W bialskim II LO im. Emilii Plater uczniowie nie tylko się uczą. Za unijne pieniądze rozwijają swoje zainteresowania i podróżują po całej Polsce.
- W ten sposób udowodniłam, że moja wieś ma bogate tradycje. Wcześniej wiele koleżanek śmiało się ze mnie, że chętnie zakładam strój ludowy. Ale ja nie wstydzę się swojej wsi - mówi z dumą Kasia.
Na projekty rozwoju szkoły w Polsce Wschodniej II LO otrzymało aż 100 tys. zł dotacji. Fundusze posłużyły m.in. na wyrównywanie szans edukacyjnych i adaptację nowych uczniów.
Artur Artecki, przewodniczący Rady Rodziców, nie szczędzi pochwał nauczycielom. - Jestem pod wrażeniem, że zajęcia były tak urozmaicone - mówi.
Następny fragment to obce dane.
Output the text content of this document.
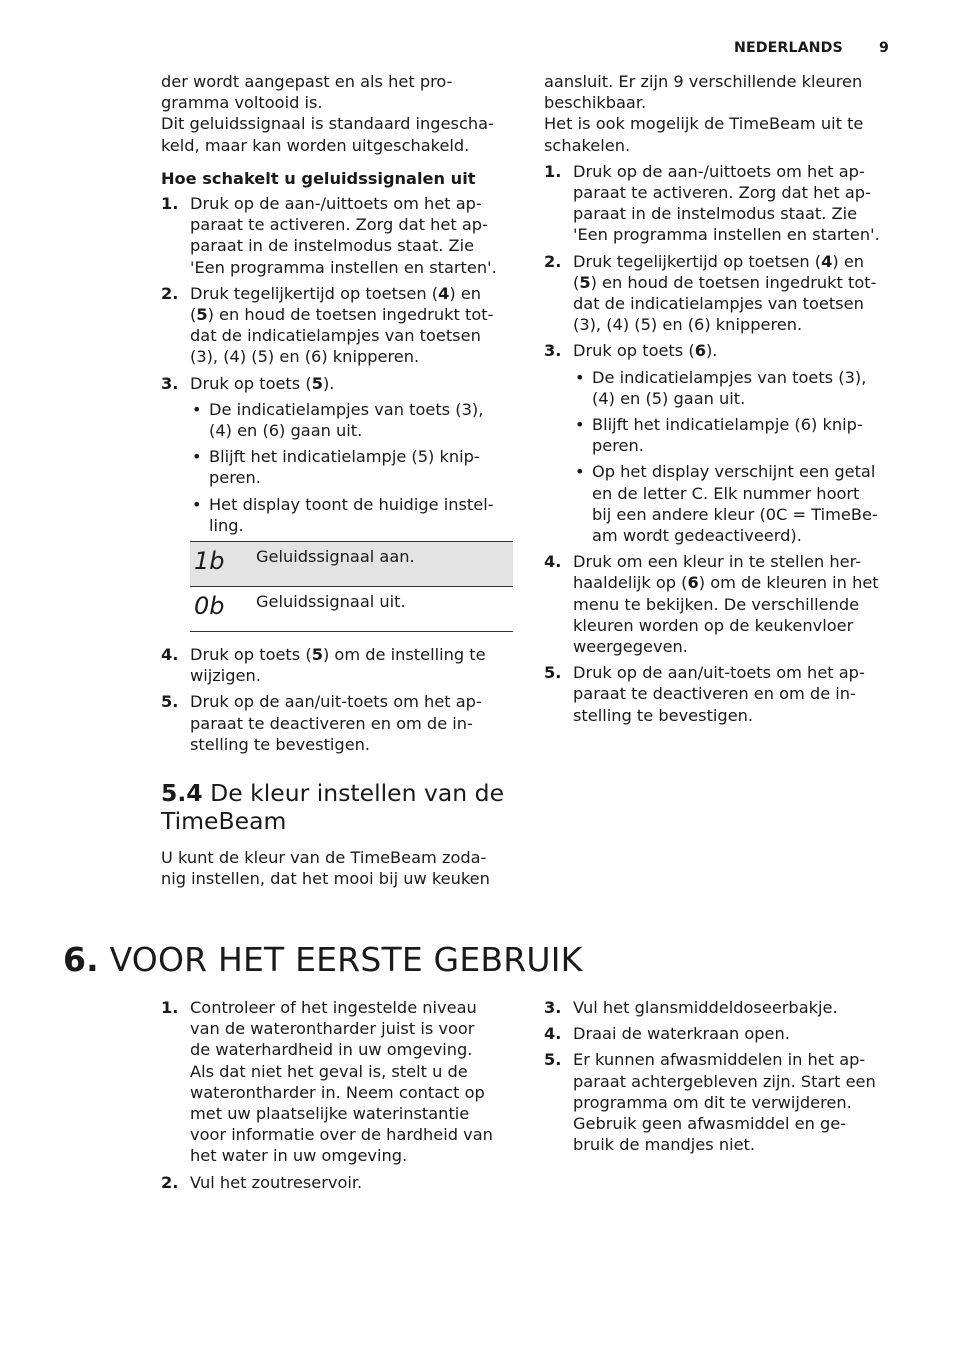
NEDERLANDS	9

der wordt aangepast en als het pro-
gramma voltooid is.
Dit geluidssignaal is standaard ingescha-
keld, maar kan worden uitgeschakeld.

Hoe schakelt u geluidssignalen uit

1. Druk op de aan-/uittoets om het ap-
paraat te activeren. Zorg dat het ap-
paraat in de instelmodus staat. Zie
'Een programma instellen en starten'.
2. Druk tegelijkertijd op toetsen (4) en
(5) en houd de toetsen ingedrukt tot-
dat de indicatielampjes van toetsen
(3), (4) (5) en (6) knipperen.
3. Druk op toets (5).
• De indicatielampjes van toets (3),
(4) en (6) gaan uit.
• Blijft het indicatielampje (5) knip-
peren.
• Het display toont de huidige instel-
ling.
1b	Geluidssignaal aan.
0b	Geluidssignaal uit.
4. Druk op toets (5) om de instelling te
wijzigen.
5. Druk op de aan/uit-toets om het ap-
paraat te deactiveren en om de in-
stelling te bevestigen.
5.4 De kleur instellen van de
TimeBeam

U kunt de kleur van de TimeBeam zoda-
nig instellen, dat het mooi bij uw keuken

aansluit. Er zijn 9 verschillende kleuren
beschikbaar.
Het is ook mogelijk de TimeBeam uit te
schakelen.

1. Druk op de aan-/uittoets om het ap-
paraat te activeren. Zorg dat het ap-
paraat in de instelmodus staat. Zie
'Een programma instellen en starten'.
2. Druk tegelijkertijd op toetsen (4) en
(5) en houd de toetsen ingedrukt tot-
dat de indicatielampjes van toetsen
(3), (4) (5) en (6) knipperen.
3. Druk op toets (6).
• De indicatielampjes van toets (3),
(4) en (5) gaan uit.
• Blijft het indicatielampje (6) knip-
peren.
• Op het display verschijnt een getal
en de letter C. Elk nummer hoort
bij een andere kleur (0C = TimeBe-
am wordt gedeactiveerd).
4. Druk om een kleur in te stellen her-
haaldelijk op (6) om de kleuren in het
menu te bekijken. De verschillende
kleuren worden op de keukenvloer
weergegeven.
5. Druk op de aan/uit-toets om het ap-
paraat te deactiveren en om de in-
stelling te bevestigen.
6. VOOR HET EERSTE GEBRUIK
1. Controleer of het ingestelde niveau
van de waterontharder juist is voor
de waterhardheid in uw omgeving.
Als dat niet het geval is, stelt u de
waterontharder in. Neem contact op
met uw plaatselijke waterinstantie
voor informatie over de hardheid van
het water in uw omgeving.
2. Vul het zoutreservoir.
3. Vul het glansmiddeldoseerbakje.
4. Draai de waterkraan open.
5. Er kunnen afwasmiddelen in het ap-
paraat achtergebleven zijn. Start een
programma om dit te verwijderen.
Gebruik geen afwasmiddel en ge-
bruik de mandjes niet.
Jolanta Kurianowicz, zastępca dyrektora II LO, dodaje, że dzięki takim programom zmniejsza się zagrożenie uczniów przemocą w szkole. - Ostatnio przygotowaliśmy ankiety dla 300 uczniów o bezpieczeństwie i zagrożeniach w liceum. Wynika z nich, że nie ma dużych problemów. Jest u nas o wiele spokojniej, niż w szkołach zawodowych - przyznaje wicedyrektor.